29 março 2012

Na esquina da rua que vai dar à escola da minha sobrinha, há um alfarrabista. A loja é deliciosa; todas as paredes estão forradas de livros literalmente do chão ao tecto e mesmo as janelas têm livros a emoldurá-las, o que faz sombra para dentro da loja. Para além do mais, o espaço é grande, estendendo-se ao comprido por três salas. O senhor alfarrabista é, pelo menos, tão velho como alguns dos livros e também bastante surdo, o que faz com que as nossas conversas sejam habitualmente absurdas. Como não é particularmente simpático, culpa-me a mim pelos rumos desviados da conversa e eu acabo invariavelmente a rir. Gosto de ir lá, claro. E gosto do velho antipático e surdo.

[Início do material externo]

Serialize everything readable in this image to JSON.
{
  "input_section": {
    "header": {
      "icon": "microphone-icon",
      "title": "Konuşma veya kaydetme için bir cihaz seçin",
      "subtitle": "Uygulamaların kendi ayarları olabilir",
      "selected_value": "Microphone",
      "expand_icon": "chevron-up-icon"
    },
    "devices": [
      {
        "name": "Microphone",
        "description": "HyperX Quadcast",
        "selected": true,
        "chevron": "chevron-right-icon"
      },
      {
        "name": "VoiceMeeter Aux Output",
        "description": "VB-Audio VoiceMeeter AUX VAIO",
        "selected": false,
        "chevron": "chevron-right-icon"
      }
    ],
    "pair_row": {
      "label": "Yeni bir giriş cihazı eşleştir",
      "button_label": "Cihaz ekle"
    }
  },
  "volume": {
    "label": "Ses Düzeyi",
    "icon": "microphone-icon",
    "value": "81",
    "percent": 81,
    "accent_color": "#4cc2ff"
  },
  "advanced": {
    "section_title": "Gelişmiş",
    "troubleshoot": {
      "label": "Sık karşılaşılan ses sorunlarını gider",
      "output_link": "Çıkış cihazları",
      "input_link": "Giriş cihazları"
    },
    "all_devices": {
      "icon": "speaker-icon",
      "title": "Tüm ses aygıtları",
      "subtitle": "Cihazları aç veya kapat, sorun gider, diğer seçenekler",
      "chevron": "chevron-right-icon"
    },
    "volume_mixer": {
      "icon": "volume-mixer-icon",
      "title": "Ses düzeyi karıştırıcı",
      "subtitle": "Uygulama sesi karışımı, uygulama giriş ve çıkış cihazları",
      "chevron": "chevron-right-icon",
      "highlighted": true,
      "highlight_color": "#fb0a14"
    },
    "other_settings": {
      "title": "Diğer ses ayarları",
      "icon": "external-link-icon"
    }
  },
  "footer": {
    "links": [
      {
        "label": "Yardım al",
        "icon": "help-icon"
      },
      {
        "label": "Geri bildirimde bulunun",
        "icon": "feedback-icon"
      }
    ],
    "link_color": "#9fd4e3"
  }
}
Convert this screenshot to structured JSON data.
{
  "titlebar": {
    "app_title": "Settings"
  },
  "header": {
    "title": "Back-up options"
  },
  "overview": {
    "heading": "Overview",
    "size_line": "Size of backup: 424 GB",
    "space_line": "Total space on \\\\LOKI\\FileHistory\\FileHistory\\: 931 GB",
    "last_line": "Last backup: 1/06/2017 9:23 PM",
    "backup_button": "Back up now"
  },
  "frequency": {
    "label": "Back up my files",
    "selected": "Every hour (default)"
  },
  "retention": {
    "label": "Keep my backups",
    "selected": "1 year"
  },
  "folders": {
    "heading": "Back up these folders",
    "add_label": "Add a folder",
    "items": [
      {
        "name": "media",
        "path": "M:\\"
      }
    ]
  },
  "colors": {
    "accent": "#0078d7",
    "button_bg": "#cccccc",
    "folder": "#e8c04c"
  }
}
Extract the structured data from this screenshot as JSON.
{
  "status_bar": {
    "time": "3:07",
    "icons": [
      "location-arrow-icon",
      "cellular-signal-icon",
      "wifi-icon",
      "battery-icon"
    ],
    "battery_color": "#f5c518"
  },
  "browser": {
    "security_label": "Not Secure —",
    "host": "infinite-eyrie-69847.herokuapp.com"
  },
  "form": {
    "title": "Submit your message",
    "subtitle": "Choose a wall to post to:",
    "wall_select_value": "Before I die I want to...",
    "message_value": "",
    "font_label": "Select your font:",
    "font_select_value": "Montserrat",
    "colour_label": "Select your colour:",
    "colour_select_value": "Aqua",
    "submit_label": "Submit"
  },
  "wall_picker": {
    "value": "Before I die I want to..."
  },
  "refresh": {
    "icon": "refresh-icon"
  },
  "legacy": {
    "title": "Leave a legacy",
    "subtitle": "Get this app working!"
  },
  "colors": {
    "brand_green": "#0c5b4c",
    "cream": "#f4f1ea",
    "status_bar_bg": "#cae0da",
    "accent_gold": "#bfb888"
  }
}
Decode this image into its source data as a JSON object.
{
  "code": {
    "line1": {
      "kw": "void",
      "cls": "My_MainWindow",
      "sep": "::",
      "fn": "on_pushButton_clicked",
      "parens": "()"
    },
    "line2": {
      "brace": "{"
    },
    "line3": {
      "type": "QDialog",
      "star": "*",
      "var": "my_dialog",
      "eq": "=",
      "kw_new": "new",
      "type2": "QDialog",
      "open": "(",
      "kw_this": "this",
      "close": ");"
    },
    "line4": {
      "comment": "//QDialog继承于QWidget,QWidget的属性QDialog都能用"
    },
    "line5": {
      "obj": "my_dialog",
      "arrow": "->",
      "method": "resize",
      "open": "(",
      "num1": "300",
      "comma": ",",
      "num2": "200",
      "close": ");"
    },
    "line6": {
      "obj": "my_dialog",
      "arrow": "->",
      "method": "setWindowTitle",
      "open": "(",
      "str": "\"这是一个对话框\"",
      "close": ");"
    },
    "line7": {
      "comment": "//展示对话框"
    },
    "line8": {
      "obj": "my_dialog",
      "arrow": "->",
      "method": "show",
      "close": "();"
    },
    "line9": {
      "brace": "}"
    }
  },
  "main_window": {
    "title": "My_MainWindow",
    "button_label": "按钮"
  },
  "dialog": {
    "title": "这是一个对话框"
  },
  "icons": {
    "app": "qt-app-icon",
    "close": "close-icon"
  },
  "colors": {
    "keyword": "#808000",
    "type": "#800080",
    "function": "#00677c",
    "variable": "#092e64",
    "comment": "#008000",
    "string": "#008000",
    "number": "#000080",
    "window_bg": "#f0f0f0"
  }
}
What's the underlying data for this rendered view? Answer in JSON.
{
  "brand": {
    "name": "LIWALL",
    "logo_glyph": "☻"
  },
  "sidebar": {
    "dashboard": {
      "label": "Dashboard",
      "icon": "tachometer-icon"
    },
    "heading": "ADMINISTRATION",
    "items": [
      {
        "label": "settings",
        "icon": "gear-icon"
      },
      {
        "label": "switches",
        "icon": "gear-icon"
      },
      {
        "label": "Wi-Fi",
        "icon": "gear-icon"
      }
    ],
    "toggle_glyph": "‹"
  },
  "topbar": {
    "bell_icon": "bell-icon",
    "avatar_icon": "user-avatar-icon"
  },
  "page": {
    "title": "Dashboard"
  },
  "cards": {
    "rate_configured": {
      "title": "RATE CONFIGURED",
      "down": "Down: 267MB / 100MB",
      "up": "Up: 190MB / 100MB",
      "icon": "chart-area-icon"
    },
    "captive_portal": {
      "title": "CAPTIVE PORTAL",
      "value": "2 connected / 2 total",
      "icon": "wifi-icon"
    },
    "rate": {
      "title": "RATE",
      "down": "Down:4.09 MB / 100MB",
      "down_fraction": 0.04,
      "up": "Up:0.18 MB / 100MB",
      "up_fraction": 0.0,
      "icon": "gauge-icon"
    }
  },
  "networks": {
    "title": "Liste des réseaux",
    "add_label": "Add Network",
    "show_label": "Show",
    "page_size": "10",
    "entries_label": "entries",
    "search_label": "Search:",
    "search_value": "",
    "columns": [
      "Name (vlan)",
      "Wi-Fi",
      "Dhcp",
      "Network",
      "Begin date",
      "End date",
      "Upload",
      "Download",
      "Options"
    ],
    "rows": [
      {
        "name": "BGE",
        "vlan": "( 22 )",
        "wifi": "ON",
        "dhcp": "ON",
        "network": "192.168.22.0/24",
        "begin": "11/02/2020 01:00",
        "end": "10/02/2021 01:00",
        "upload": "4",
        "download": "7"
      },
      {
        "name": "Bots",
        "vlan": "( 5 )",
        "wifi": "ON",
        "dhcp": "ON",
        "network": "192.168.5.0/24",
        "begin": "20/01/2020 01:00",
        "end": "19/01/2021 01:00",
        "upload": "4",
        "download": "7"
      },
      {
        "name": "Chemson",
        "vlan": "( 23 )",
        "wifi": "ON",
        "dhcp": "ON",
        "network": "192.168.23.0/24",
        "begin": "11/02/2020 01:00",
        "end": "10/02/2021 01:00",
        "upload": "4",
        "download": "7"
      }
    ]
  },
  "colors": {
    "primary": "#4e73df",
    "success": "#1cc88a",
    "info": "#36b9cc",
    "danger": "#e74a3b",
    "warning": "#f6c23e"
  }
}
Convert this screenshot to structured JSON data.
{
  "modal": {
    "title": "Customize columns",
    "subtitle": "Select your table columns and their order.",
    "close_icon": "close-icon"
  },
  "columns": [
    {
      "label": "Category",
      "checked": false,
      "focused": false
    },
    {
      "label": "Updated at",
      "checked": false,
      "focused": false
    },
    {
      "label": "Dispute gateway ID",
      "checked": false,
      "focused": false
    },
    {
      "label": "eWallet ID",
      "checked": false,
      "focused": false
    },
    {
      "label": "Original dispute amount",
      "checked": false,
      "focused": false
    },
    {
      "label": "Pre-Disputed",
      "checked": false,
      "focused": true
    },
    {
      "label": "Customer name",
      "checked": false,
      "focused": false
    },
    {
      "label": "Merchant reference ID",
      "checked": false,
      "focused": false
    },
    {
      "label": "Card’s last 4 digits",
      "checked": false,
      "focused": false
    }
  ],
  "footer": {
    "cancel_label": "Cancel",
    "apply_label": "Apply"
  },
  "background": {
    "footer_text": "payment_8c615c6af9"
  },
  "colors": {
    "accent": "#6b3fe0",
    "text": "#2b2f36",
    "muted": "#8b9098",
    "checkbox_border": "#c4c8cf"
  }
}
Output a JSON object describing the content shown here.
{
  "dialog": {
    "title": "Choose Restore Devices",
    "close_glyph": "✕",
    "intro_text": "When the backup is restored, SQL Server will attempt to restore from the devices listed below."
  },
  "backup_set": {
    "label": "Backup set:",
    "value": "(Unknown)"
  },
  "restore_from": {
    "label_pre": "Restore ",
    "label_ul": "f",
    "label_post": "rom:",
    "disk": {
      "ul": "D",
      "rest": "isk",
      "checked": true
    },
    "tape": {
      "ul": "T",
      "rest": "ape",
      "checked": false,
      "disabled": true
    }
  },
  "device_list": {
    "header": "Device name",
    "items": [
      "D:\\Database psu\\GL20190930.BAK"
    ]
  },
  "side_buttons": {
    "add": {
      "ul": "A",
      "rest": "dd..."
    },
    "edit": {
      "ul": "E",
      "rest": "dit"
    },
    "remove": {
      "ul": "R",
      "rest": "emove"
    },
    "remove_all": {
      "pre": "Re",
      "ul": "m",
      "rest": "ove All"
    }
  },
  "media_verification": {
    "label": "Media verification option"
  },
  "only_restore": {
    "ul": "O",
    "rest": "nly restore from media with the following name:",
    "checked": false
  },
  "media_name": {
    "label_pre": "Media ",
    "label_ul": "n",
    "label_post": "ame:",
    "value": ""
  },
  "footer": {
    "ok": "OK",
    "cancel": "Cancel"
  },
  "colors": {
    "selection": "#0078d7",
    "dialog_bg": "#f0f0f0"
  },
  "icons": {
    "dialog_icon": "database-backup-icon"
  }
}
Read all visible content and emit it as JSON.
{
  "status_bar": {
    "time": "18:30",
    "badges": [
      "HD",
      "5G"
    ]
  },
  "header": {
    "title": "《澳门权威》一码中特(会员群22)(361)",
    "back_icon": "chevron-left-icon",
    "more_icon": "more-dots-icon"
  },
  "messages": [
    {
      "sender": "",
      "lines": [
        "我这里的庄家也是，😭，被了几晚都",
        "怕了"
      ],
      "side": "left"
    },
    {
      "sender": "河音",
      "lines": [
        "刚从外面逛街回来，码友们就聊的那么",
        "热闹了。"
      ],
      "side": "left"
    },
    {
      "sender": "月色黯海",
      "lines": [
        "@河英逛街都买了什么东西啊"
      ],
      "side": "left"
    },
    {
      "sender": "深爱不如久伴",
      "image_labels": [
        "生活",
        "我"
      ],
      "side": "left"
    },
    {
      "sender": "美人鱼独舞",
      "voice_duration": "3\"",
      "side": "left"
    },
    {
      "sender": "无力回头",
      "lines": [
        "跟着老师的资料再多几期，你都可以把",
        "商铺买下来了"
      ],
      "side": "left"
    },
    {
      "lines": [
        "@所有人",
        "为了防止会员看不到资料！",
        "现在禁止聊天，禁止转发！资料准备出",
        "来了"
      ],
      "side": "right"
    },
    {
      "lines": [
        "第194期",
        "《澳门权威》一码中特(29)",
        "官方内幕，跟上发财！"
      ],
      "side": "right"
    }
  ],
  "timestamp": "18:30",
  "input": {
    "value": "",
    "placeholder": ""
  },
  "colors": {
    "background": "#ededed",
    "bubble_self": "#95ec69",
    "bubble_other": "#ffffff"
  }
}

O preço em cada livro está marcado em escudos, habitualmente um preço ridículo, tipo 300 escudos ou 10 escudos e em baixo, mantendo a tradição, e portanto a lápis, o preço em euros, resultado de alguma reavaliação mas ela também já antiga, porque de forma geral os livros são todos muito baratos. Hoje andei com os olhos e os dedos por edições esgotadas do Augusto Gil, poeta preferido e amigo do meu avô. Duas dessas edições tinham ilustrações tão bonitas que eu tive de as comprar. Agora tenho os livros na mesa de cabeceira e comovo-me em cada página, não pela poesia em si, mas pelo velho alfarrabista, pelas edições esgotadas e pelo meu avô.